The writing is excellent, the direction is excellent, the acting is excellent, and the show gets better every season. I can't recommend it enough.
Here is my favorite scene, from the Season 2 finale ... Max prepares something special for Max's high-school graduation:
Then there is Fleabag, a British series which just ended its second and final season. It felt like Fleabag came out of nowhere, yet it was such a success that, even though Season One ended in such a way that nothing more was needed, when Season Two arrived, we were delighted to find out it was, if anything, even better. There was no way Season Two would "come out of nowhere" ... creator/star/writer Phoebe Waller-Bridge will never be anonymous again. Since Fleabag began, she has done the voice for L3-37 in Solo: A Star Wars Story, and developed the smash TV hit series Killing Eve. Now she's been hired to co-write the next James Bond movie. Meanwhile, as luck would have it, the woman who plays the wicked stepmother in Fleabag, Olivia Colman, won a Best Actress Oscar between the making of Seasons One and Two.

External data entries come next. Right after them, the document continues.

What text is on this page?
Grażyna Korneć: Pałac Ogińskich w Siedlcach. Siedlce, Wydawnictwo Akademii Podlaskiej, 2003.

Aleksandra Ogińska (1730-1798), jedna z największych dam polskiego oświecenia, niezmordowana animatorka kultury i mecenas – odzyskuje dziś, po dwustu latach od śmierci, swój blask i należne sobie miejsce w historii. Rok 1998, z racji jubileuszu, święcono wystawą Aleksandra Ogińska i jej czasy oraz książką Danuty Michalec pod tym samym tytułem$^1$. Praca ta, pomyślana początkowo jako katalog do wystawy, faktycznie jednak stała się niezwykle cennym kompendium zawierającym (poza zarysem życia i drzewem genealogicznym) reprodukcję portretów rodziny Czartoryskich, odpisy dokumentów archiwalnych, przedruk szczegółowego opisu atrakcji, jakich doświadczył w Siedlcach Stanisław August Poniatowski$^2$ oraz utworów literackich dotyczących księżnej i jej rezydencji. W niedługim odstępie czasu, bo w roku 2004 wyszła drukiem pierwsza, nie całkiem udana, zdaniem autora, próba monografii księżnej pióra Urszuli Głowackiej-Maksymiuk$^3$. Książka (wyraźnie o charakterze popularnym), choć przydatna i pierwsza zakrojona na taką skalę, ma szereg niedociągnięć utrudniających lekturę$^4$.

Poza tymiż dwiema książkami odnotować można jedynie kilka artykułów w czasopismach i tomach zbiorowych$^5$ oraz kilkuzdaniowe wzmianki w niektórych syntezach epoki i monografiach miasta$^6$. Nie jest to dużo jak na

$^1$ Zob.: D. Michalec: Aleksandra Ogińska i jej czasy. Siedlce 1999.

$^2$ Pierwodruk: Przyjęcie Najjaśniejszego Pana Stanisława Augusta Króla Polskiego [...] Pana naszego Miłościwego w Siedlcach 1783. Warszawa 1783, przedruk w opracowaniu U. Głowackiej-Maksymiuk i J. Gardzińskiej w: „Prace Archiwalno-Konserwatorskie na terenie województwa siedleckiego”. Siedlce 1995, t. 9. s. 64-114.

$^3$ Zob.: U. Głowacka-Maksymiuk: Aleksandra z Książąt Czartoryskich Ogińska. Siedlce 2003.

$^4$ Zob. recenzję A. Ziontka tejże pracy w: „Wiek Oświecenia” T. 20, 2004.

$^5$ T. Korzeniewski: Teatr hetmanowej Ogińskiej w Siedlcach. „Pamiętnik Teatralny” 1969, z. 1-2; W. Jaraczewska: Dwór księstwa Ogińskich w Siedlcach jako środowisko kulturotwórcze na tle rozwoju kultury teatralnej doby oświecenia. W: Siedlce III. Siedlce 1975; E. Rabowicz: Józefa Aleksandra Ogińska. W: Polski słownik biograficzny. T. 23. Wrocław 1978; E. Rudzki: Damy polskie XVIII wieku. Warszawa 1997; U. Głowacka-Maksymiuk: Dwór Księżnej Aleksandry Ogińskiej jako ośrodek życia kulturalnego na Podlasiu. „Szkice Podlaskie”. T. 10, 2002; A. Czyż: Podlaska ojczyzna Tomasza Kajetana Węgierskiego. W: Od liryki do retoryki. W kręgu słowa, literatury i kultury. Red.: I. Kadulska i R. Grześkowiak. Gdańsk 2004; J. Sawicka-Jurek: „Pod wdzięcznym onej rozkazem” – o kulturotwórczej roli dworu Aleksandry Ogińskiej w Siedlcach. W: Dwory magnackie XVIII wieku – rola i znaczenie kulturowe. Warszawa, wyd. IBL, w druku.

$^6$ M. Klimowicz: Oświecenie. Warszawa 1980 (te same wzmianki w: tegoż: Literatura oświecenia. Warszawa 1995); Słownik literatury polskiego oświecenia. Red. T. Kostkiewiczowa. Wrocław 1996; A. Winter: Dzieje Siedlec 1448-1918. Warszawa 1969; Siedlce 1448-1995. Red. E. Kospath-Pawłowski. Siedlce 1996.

Fleabag is more tragicomic than Better Things. The latter tends to be a bit closer to "real life" than Fleabag, which is both hilarious and crushingly sad whenever the occasion calls for it. The first scene of Season 2 is an excellent example:
Yes, Fleabag makes frequent use of breaking the fourth wall. It works wonderfully, in part because Waller-Bridge has such an expressive face that she conveys multitudes even when she doesn't say anything. We become her partners in crime, so to speak, connecting to the character in much deeper ways than is usual for a "comedy". In one of the most telling moments in the show, Fleabag responds to a therapist's question about having someone to talk to by saying oh yes, and then looking at us and winking ... sadly, it appears the audience is her best friend:
If I had to choose which of these shows to binge first, I'd go with Fleabag, which only has 12 30-minute episodes.
A personal note, which seems appropriate given the personal nature of these shows. My wife avoids both of them, and most similar shows, for that matter. She said Fleabag is just people blabbing. I said it isn't just blabbing, it's emotion, to which she replied that she thought it interesting that I like emotional shows. I recalled the above scene with the therapist, and realized that I have the reverse problem of Fleabag: my friends are the characters in the shows I watch. I feel like I know Sam and Fleabag better than I know the real people in my life.